18

Romance Series 965

Hany tidak pernah tahu mengobrol dengan seseorang yang juga menyukai orang yang sama dengannya bisa menjadi sangat menyenangkan. Mereka selalu mendapat topik obrolan menarik, bisa tertawa bersama, bahkan juga mengerti perasaan masing-masing. Hany sangat senang karena kemarin sudah mengajak Ana main ke rumah.

Lain kali dia pasti mengajak Ana ke rumah lagi, atau Hany yang gantian main ke rumah Ana. Yang mana saja boleh, Hany senang karena ada teman yang mau mendengar isi hatinya.

Mungkin Hany harus berterima kasih pada Ilham karena sudah memiliki pacar yang begitu menarik.

"Aw," Hany meringis saat tangannya secara paksa ditarik oleh seseorang dengan kasar.

Nabila yang menjadi pelaku penarikan menatap Hany dengan kesal, "Gue udah peringatin lo ya! Jadi berhenti kecentilan di depan Arka."

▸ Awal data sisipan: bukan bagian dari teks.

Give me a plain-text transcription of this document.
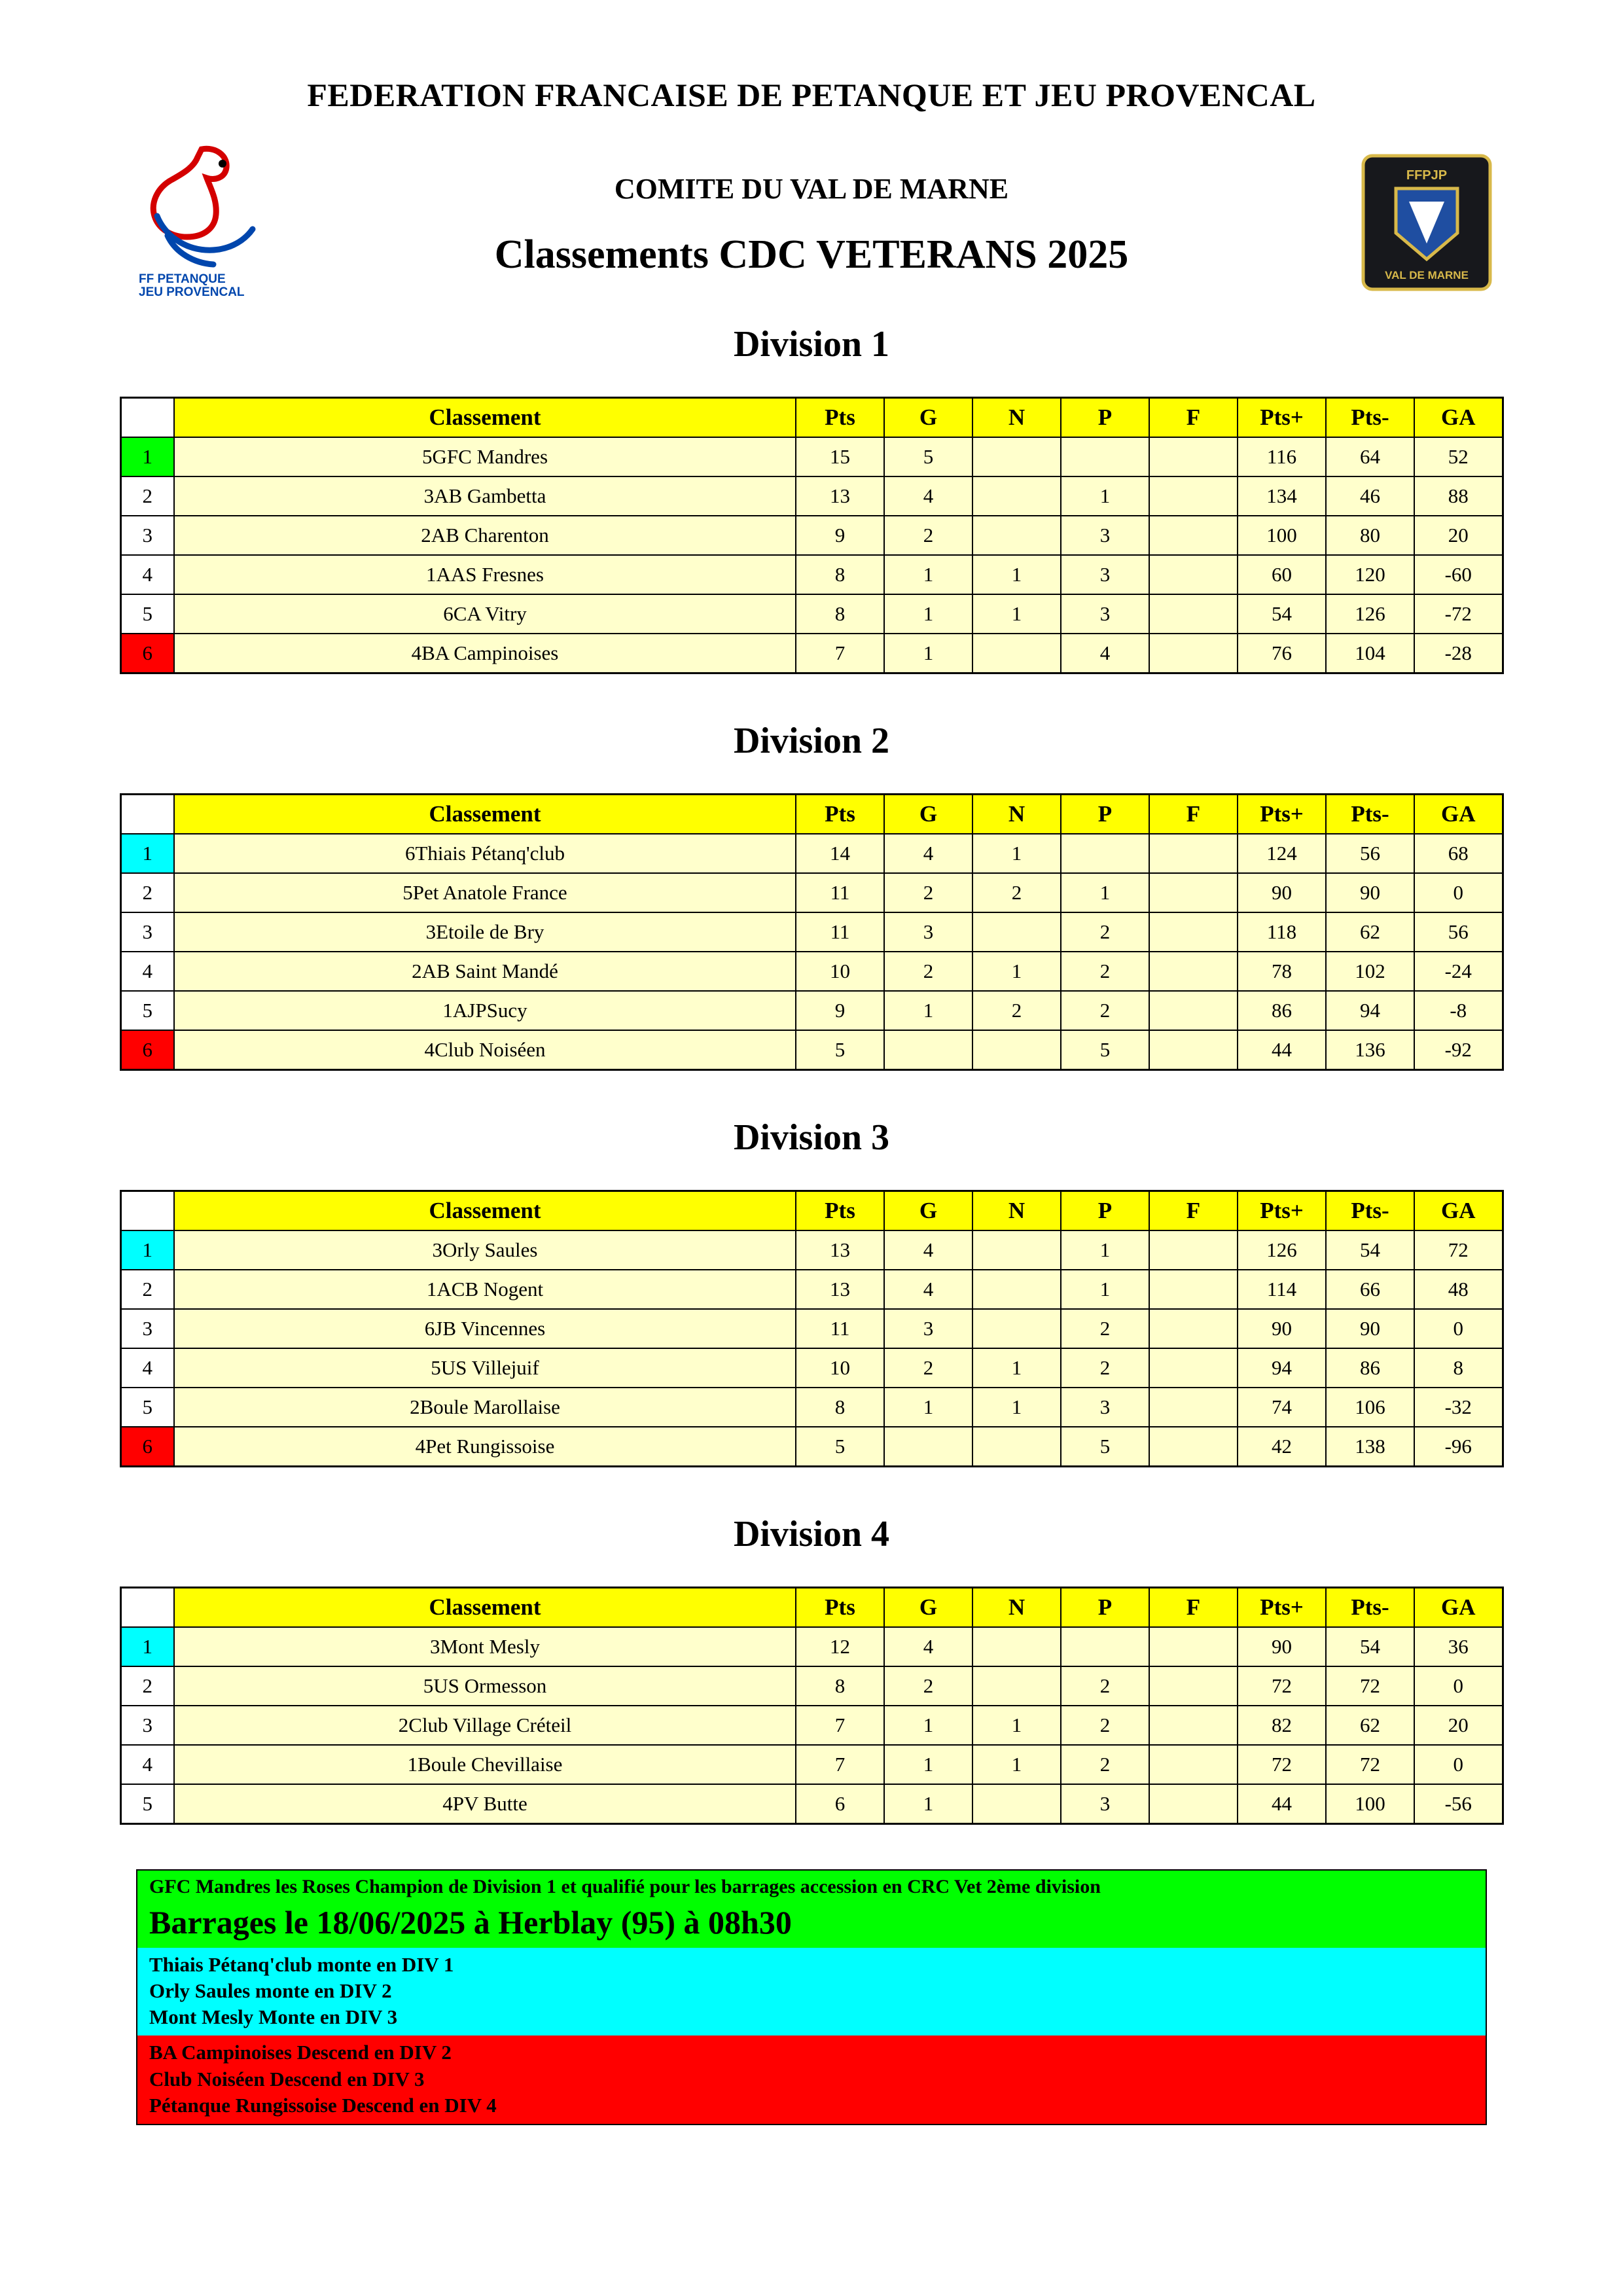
FEDERATION FRANCAISE DE PETANQUE ET JEU PROVENCAL
COMITE DU VAL DE MARNE
Classements CDC VETERANS 2025
FF PETANQUE
JEU PROVENCAL
FFPJP
VAL DE MARNE
Division 1
	Classement	Pts	G	N	P	F	Pts+	Pts-	GA
1	5GFC Mandres	15	5				116	64	52
2	3AB Gambetta	13	4		1		134	46	88
3	2AB Charenton	9	2		3		100	80	20
4	1AAS Fresnes	8	1	1	3		60	120	-60
5	6CA Vitry	8	1	1	3		54	126	-72
6	4BA Campinoises	7	1		4		76	104	-28
Division 2
	Classement	Pts	G	N	P	F	Pts+	Pts-	GA
1	6Thiais Pétanq'club	14	4	1			124	56	68
2	5Pet Anatole France	11	2	2	1		90	90	0
3	3Etoile de Bry	11	3		2		118	62	56
4	2AB Saint Mandé	10	2	1	2		78	102	-24
5	1AJPSucy	9	1	2	2		86	94	-8
6	4Club Noiséen	5			5		44	136	-92
Division 3
	Classement	Pts	G	N	P	F	Pts+	Pts-	GA
1	3Orly Saules	13	4		1		126	54	72
2	1ACB Nogent	13	4		1		114	66	48
3	6JB Vincennes	11	3		2		90	90	0
4	5US Villejuif	10	2	1	2		94	86	8
5	2Boule Marollaise	8	1	1	3		74	106	-32
6	4Pet Rungissoise	5			5		42	138	-96
Division 4
	Classement	Pts	G	N	P	F	Pts+	Pts-	GA
1	3Mont Mesly	12	4				90	54	36
2	5US Ormesson	8	2		2		72	72	0
3	2Club Village Créteil	7	1	1	2		82	62	20
4	1Boule Chevillaise	7	1	1	2		72	72	0
5	4PV Butte	6	1		3		44	100	-56
GFC Mandres les Roses Champion de Division 1 et qualifié pour les barrages accession en CRC Vet 2ème division
Barrages le 18/06/2025 à Herblay (95) à 08h30
Thiais Pétanq'club monte en DIV 1
Orly Saules monte en DIV 2
Mont Mesly Monte en DIV 3
BA Campinoises Descend en DIV 2
Club Noiséen Descend en DIV 3
Pétanque Rungissoise Descend en DIV 4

Dengan bingung Hany mengerutkan dahinya. Dia kan baru sampai sekolah, bertemu dengan Arka juga belum, tapi kenapa sudah dilabrak? "Gue nggak kecentilan kok."

"Emang lo pikir gue nggak tahu semua yang udah lo lakukan? Pergi ke cafe setelah pulang sekolah, sok melakukan dinner bareng, bahkan di sekolah lo juga terus nempel ke Arka tanpa malu."

Banyak ternyata ya yang sudah dilakukan? Tapi Hany tidak mengharapkan semua itu terjadi, kenapa dia terus yang disalahkan sih? Apa tidak bisa Arka yang gantian disalahkan juga? "Bukannya lo bilang mau jauhin gue dari Arka? Jadi seharusnya lo tuh bersama dengan Arka terus saat di sekolah ataupun di luar sekolah."

Nabila terlihat semakin marah, "Lo tuh ya-"

"Hany!!"

Hany dan Nabila sama-sama dibuat terkejut mendengar panggilan itu. Secara kompak mereka melihat ke arah pemilik suara, Ilham.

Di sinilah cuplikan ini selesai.